Ms. Utz, what aspects of user behaviour do we need to take into account in order for apps to be accepted by society as a whole?
Utz:In the summer of 2020, we presented fictitious app scenarios in an international study and then examined their evaluation and acceptance. We were able to identify that German respondents are mainly concerned about data protection and state surveillance: in particular, about the utilisation of Corona apps beyond the period of the pandemic.
Regardless of how an app is technically configured, we found that, in each country, a certain percentage of people were against using Corona apps one way or another. This “baseline” must be taken into account when assessing the potential distribution of an app. The heterogeneity of smartphone ecosystems, especially under Android, must also be taken into account. Older devices do not provide the necessary interface for bluetooth-based digital contact tracing, meaning that contact tracing apps such as the German “Corona-Warn-App” can’t be used.
What’s also important is that Corona apps are used as intended – for example, that positive test results are also entered into a contact tracing app in order to warn at-risk contacts from the previous few days that have been identified via the app.
What are the minimum data protection and privacy requirements for apps that help fight the pandemic?
Utz:In the scenarios presented by us, data minimisation led to an increased willingness to use apps in Germany. This was the case, for example, with apps that only store data concerning which other users of the app have recently had critical encounters – but not when and where these encounters took place. A further positive assessment was given if an app only collects data from which no conclusions can be drawn about the identity of the person.
It was also important to the respondents that only certain actors have access to the data. Apps that send data to private companies, the police or the public were rated more negatively than those that make their data available to research institutions or health authorities.

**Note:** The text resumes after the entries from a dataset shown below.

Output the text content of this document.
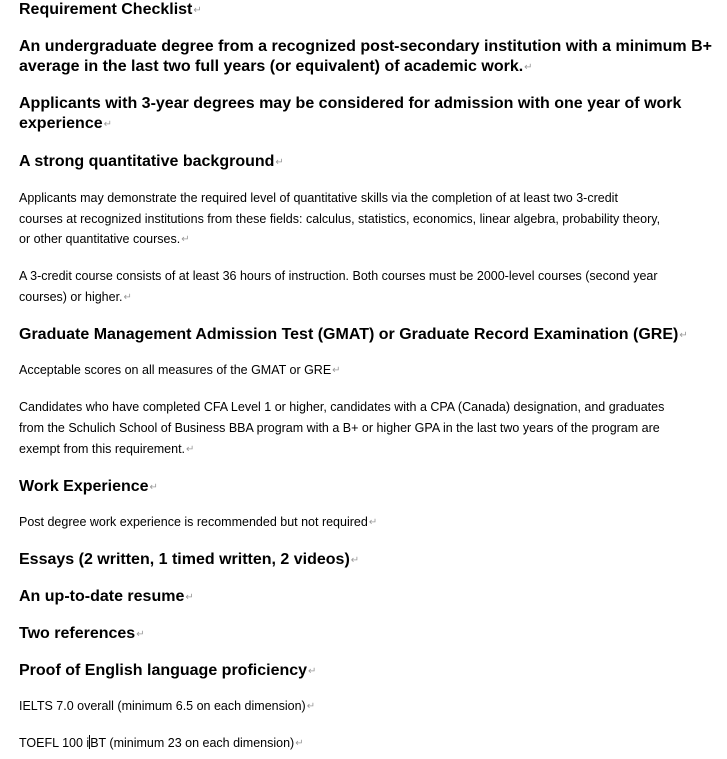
Requirement Checklist ↵
An undergraduate degree from a recognized post-secondary institution with a minimum B+
average in the last two full years (or equivalent) of academic work. ↵
Applicants with 3-year degrees may be considered for admission with one year of work
experience ↵
A strong quantitative background ↵
Applicants may demonstrate the required level of quantitative skills via the completion of at least two 3-credit
courses at recognized institutions from these fields: calculus, statistics, economics, linear algebra, probability theory,
or other quantitative courses. ↵
A 3-credit course consists of at least 36 hours of instruction. Both courses must be 2000-level courses (second year
courses) or higher. ↵
Graduate Management Admission Test (GMAT) or Graduate Record Examination (GRE) ↵
Acceptable scores on all measures of the GMAT or GRE ↵
Candidates who have completed CFA Level 1 or higher, candidates with a CPA (Canada) designation, and graduates
from the Schulich School of Business BBA program with a B+ or higher GPA in the last two years of the program are
exempt from this requirement. ↵
Work Experience ↵
Post degree work experience is recommended but not required ↵
Essays (2 written, 1 timed written, 2 videos) ↵
An up-to-date resume ↵
Two references ↵
Proof of English language proficiency ↵
IELTS 7.0 overall (minimum 6.5 on each dimension) ↵
TOEFL 100 iBT (minimum 23 on each dimension) ↵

How can communication contribute to the acceptance of the apps and how can users be better targeted?
Utz: Digital contact tracing is a complex issue due to the invisibility of the technical processes running in the background. Communicating these technical details, such as sending constantly changing identification numbers, is a challenge. Evaluations by the RKI on the success of the Corona-Warn-App have shown that positive tests often do not find their way into the app. This is because users must explicitly tick a box with their consent to have the positive test result transferred to the app. Those responsible in test centres and health authorities should again inform the tested persons that they agree to the data being transferred to the Corona-Warn-App. They must sensitise those tested to the fact that their contact persons will receive a notification, but that it is not possible to deduce their identity. Better communication can thus increase the willingness to give consent.